Many Thais, after they complete their studies abroad, return to Thailand to work in the family business or in global corporations. They often enjoy a good life and are well received by the local society.
The US is widely perceived as being the country that tops the list of countries considered by most parents when they think of sending their children overseas because it has the largest number quality institutions at all levels. The education system in each state has its own method of quality control, and education planning does not depend on the federal government.
Each state has its own board of education that sets rules and standards and distributes education subsidies to its schools from state and federal funds.
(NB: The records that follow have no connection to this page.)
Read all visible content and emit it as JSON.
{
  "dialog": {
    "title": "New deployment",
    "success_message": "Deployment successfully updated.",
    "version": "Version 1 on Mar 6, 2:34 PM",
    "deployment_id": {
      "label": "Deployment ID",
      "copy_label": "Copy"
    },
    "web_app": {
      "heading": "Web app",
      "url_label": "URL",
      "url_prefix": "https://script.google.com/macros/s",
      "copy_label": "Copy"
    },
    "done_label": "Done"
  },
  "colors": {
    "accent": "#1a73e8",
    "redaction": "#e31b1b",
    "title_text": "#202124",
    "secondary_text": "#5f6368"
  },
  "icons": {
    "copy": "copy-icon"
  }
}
In the US public school system, all education is compulsory and free up to Grade 12.
Many Thai students contemplate continuing their high school education abroad after finishing Grade 9. Thai students who want to study in US high schools will be enrolled in private schools only. There are many boarding and day schools, and homestay is available, where a volunteer host family shares their home with foreign students during their studies in the US. When comparing the cost of tuition in the US, Thai parents may find that it is comparable to that of international schools in Thailand.
Studying for three to four weeks during school holidays in the US, gives students a unique opportunity to prepare for and learn US local culture before continuing their high school education.
Punnarungsi Temsweanglert, aka "Sarar", finished Grade 9 in Thailand before becoming a Grade 10 exchange student in a public school in Mississippi with the assistance of International Education Services (IES).
"In my second year in the US, I became an F-1 student with IES, and now I'm studying at Timothy Christian High School (TCHS), which is a private Christian school in Elmhurst, Illinois," says Punnarungsi and concludes that, "[the school] is a great experience and constantly challenges me."
"The reason why I chose TCHS is that it offers many classes to international students, it's small, students are very friendly, and the teachers are helpful and nice" Punnarungsi says, adding that, "Whenever I have a language problem, the teachers always help me."
Timothy Christian is different from the Thai school that I attended previously. Students at TCHS don't have to wear uniforms, and they are allowed to put on make-up and dye their hair.
Compared to Thai schools, Timothy has a lot of extracurricular activities for students to choose from. Schoolwork here is really challenging. When we are in class, everyone listens carefully to the teacher, and students are not afraid to ask questions.
"We work hard to get good grades so that we can further our education in a good college, says Punnarungsi.
"I live with an amazing family, the Bosmans," Punnarungsi says. The Bosman family consists of the parents and their seven children.
Punnarungsi says that her host parents are wonderful to her, and that the mother loves to knit, cooks great food and packs Punnarungsi a lunch every day.
Punnarungsi is very close to the Bosman daughters - Leah, Tessa and Hannah. All the girls shop and watch movies together.
"I share a room with Tessa, who is 15 years old, and we go to the same school. She is very funny and clever. She teaches me the US lifestyle and helps me with homework," Punnarungsi explains, while noting that the family is really helping her to improve her English. "I'm so lucky to be staying with the Bosmans, she exclaims.
Punnarungsi muses that she is very gratified that she came to Elmhurst, Illinois because she learns new things every day; and because living there has made her more independent and mature. I have had great experiences and I am looking forward to continuing next year in TCHS, she says.
Eligible candidates are those who have passed the Secondary Level English Proficiency (Slep Test), and they must undergo an interview conducted in Thai and English.
The test measures the listening and reading comprehension skills of non-native English speakers and is mostly used in secondary schools.